26.3365 · Interpellanza · 2026-03-20
Dipartimento di giustizia e polizia
La dichiarazione sull’intervento è disponibile
Wortlaut
Il Consiglio federale è invitato a rispondere alle domande seguenti: Chi ha selezionato i bambini e i loro accompagnatori, e secondo quali criteri è stata effettuata la selezione?Di quale statuto ai sensi del diritto in materia di stranieri godono attualmente i bambini e i loro accompagnatori?È vero che nel frattempo alcuni accompagnatori si sono resi irreperibili? In caso affermativo: di quante persone si ignora attualmente il luogo di soggiorno e quali misure sono state adottate al riguardo?
Begründung
A fine 2025 la Svizzera ha accolto alcuni bambini feriti provenienti dalla Striscia di Gaza per fornire loro cure mediche. Secondo la Confederazione, sono entrati in Svizzera 20 bambini e 78 accompagnatori, che sono stati ripartiti tra diversi Cantoni e ospedali. Dato che nell’ambito di una procedura celere è stato accolto quasi un centinaio di persone provenienti da una zona di guerra, sussiste un legittimo interesse pubblico alla trasparenza per quanto riguarda le basi decisionali, lo statuto di soggiorno e il controllo di queste persone.

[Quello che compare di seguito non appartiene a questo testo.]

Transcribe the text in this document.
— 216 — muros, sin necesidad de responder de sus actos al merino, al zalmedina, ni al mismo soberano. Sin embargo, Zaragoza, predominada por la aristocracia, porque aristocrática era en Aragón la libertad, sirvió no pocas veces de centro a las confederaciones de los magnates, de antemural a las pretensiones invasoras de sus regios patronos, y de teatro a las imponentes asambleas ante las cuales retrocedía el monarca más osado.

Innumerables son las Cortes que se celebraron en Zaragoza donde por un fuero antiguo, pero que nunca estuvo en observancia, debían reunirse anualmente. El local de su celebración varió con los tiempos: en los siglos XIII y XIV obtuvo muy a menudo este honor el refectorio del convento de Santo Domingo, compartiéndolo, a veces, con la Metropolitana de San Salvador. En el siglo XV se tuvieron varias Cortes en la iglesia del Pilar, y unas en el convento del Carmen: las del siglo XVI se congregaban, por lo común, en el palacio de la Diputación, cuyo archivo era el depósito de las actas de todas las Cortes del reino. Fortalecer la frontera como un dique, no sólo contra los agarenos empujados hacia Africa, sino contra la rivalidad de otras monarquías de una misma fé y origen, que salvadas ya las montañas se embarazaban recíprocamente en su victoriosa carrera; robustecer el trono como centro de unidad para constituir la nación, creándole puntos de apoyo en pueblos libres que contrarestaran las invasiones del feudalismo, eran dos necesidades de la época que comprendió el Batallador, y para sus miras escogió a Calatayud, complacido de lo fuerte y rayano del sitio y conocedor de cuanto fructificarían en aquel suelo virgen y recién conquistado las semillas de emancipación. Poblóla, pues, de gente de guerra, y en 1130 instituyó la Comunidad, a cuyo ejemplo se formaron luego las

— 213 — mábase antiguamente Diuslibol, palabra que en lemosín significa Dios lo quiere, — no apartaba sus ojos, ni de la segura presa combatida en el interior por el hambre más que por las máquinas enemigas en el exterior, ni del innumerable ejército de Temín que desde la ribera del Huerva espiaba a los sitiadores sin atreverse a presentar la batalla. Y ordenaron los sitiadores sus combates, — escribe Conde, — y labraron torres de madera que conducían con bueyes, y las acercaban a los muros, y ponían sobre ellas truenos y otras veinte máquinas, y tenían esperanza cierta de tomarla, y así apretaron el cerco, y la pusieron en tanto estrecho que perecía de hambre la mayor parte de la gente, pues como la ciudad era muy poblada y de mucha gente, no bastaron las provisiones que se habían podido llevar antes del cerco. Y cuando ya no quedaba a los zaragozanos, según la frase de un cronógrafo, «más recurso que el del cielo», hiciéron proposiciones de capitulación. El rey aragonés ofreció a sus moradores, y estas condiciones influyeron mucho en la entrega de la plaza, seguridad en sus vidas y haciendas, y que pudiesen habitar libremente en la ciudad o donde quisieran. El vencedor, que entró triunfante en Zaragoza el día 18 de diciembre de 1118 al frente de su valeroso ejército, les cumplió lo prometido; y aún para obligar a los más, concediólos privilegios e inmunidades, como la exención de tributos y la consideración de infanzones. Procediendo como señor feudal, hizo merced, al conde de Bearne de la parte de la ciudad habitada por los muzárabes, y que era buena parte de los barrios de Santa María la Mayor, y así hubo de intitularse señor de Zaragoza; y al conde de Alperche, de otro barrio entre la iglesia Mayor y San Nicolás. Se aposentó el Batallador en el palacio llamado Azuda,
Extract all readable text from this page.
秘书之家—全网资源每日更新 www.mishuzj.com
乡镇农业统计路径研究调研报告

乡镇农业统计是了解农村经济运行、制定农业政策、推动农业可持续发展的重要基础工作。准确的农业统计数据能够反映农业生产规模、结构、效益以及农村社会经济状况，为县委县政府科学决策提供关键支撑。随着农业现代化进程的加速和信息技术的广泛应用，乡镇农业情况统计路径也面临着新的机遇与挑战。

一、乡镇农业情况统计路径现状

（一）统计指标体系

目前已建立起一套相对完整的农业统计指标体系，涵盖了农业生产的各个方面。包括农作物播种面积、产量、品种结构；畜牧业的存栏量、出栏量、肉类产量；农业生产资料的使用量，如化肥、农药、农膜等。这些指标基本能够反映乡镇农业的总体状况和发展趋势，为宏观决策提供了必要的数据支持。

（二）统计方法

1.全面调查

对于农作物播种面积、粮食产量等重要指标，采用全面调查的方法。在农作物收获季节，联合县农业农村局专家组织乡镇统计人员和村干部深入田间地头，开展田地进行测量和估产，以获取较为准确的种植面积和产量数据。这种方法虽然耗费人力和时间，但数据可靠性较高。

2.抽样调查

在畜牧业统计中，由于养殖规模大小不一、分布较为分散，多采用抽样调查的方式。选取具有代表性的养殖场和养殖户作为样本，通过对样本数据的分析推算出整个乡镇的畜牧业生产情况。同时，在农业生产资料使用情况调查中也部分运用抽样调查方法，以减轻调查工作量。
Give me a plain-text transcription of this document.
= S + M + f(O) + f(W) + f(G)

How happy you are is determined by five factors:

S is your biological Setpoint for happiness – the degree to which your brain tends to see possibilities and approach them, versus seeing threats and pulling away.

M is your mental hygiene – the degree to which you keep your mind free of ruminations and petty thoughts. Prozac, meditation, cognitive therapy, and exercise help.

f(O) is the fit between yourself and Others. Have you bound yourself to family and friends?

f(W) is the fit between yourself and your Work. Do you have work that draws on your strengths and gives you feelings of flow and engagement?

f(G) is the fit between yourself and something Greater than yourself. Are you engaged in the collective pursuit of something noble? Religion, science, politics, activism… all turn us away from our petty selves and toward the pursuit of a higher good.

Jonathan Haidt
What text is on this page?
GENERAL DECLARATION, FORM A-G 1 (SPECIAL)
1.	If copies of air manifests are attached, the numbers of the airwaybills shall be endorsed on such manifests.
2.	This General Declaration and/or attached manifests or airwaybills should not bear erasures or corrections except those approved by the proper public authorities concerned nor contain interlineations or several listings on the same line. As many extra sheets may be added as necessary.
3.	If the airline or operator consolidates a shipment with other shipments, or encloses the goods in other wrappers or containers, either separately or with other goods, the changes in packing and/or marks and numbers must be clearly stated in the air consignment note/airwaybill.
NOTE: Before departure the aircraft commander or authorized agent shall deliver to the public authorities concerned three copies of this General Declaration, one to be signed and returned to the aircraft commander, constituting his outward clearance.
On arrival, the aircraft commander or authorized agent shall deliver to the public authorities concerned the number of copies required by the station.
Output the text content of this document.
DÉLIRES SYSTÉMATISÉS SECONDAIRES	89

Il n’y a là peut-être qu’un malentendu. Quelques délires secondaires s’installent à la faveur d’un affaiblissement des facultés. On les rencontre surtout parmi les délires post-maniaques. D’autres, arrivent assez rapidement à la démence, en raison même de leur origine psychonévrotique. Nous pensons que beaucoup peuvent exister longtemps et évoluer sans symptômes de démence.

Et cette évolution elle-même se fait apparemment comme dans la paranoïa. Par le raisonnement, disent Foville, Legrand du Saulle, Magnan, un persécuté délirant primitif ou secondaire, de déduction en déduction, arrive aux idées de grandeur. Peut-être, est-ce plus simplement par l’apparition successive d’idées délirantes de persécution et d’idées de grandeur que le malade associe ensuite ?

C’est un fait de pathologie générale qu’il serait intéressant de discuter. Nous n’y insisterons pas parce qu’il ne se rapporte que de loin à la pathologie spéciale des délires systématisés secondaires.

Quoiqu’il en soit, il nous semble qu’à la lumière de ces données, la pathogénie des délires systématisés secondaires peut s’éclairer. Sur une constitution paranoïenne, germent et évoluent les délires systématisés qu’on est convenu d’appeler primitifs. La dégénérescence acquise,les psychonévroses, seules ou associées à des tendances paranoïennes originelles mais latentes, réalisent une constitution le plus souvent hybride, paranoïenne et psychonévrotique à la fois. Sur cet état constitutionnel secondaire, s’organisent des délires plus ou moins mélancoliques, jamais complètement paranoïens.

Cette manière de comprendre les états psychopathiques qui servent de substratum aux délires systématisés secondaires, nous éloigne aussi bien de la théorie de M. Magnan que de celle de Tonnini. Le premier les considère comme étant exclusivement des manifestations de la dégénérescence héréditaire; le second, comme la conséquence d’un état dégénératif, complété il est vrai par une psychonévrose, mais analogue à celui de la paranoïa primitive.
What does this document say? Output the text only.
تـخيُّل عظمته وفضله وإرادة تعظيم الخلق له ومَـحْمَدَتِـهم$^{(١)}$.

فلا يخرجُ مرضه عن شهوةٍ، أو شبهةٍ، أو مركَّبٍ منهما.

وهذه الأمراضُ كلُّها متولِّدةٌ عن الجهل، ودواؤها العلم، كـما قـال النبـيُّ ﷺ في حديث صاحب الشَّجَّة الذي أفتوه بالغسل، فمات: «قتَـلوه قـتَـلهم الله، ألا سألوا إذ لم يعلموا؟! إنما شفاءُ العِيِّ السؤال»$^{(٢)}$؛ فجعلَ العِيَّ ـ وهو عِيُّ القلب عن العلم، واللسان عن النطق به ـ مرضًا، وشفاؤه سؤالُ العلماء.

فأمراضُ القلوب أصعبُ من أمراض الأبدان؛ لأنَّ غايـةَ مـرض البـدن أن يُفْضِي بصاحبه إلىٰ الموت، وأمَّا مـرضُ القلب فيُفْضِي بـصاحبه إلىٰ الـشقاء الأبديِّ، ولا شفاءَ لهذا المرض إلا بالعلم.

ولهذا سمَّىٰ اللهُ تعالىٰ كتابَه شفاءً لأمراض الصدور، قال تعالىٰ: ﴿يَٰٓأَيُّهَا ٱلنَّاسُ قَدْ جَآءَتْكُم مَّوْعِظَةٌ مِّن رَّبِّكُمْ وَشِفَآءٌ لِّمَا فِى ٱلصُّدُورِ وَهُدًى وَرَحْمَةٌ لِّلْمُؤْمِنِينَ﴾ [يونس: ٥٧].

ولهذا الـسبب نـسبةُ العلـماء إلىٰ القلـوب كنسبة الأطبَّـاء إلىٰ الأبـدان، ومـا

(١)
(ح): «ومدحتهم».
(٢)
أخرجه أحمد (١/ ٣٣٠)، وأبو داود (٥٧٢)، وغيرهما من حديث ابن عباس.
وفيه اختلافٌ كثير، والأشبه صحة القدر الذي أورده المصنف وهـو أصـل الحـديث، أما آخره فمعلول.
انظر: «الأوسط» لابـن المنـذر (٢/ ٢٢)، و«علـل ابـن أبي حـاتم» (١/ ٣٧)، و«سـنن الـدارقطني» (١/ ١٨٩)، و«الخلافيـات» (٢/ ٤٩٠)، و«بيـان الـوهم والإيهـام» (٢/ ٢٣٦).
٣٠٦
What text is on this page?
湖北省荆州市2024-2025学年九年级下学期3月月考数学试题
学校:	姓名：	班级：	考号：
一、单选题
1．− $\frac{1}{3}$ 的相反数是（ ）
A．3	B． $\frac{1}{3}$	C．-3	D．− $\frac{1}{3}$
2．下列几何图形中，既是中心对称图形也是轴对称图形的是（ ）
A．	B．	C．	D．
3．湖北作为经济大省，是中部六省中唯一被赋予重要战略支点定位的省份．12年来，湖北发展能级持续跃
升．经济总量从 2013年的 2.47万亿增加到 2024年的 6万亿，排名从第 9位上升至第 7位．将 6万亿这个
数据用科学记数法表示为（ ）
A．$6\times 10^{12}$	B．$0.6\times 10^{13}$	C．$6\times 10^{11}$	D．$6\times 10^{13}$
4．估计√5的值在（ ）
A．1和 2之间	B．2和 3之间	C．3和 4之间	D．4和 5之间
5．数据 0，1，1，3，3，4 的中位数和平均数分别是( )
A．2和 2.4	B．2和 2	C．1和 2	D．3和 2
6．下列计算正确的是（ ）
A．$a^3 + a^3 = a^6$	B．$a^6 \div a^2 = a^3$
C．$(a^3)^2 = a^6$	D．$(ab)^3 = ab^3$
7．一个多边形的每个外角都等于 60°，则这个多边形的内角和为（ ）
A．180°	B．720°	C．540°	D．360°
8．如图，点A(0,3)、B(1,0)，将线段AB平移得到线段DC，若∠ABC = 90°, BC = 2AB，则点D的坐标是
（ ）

Stellungnahme des Bundesrates
1. I 20 bambini feriti sono stati selezionati in base a criteri medici. L’operazione mirava a evacuare bambini particolarmente vulnerabili ma idonei al trasporto, che necessitavano di cure mediche e avevano buone possibilità di sopravvivenza.Diversi attori hanno partecipato alla selezione dei bambini. Le autorità svizzere hanno collaborato strettamente con l’Organizzazione mondiale della sanità, che ha messo a disposizione un elenco con profili di pazienti. La Svizzera ha stimato le capacità di cura e le specializzazioni mediche degli ospedali nei Cantoni. Un Medical Board, composto da specialisti operanti in diversi ospedali svizzeri con esperienza in ambito umanitario, era a disposizione per analizzare i dati disponibili dei pazienti e valutare le possibilità di cura in Svizzera. Questa procedura ha permesso di garantire che gli ospedali coinvolti fossero preparati ad affrontare le sfide mediche, finanziarie e logistiche che li attendevano. Tra i 78 familiari giunti in Svizzera come accompagnatori si annoverano 42 bambini e 36 adulti. Queste persone sono state autorizzate a entrare in Svizzera per due motivi: da un lato perché i bambini, essendo minorenni, dipendono dai titolari dell’autorità parentale e, dall’altro, perché l’accompagnamento da parte di familiari di fiducia e il rispetto dell’unità della famiglia sono indispensabili per il bene del bambino. 2. Tutte le persone entrate hanno presentato una domanda d’asilo. Come indicato dal Consiglio federale nella risposta all’interpellanza Steinemann 25.4214 «Trasferimenti per via aerea di palestinesi in Svizzera», le procedure d’asilo sono svolte caso per caso e conformemente alla legislazione e alla prassi vigenti. La regolamentazione del soggiorno dipende dall’esito della procedura d’asilo. Finora (stato: 21 aprile 2026) la Segreteria di Stato della migrazione ha accordato l’ammissione provvisoria a 37 persone, 12 delle quali hanno interposto ricorso (ancora pendente) presso il Tribunale amministrativo federale. Le restanti 61 persone si trovano in procedura d’asilo; cinque di esse sono state riconosciute come apolidi e hanno quindi diritto al rilascio di un permesso di dimora secondo l’articolo 31 della legge federale sugli stranieri e la loro integrazione (LStrI; RS 142.20). 3. La Confederazione non dispone di indicazioni secondo cui alcuni accompagnatori sarebbero irreperibili.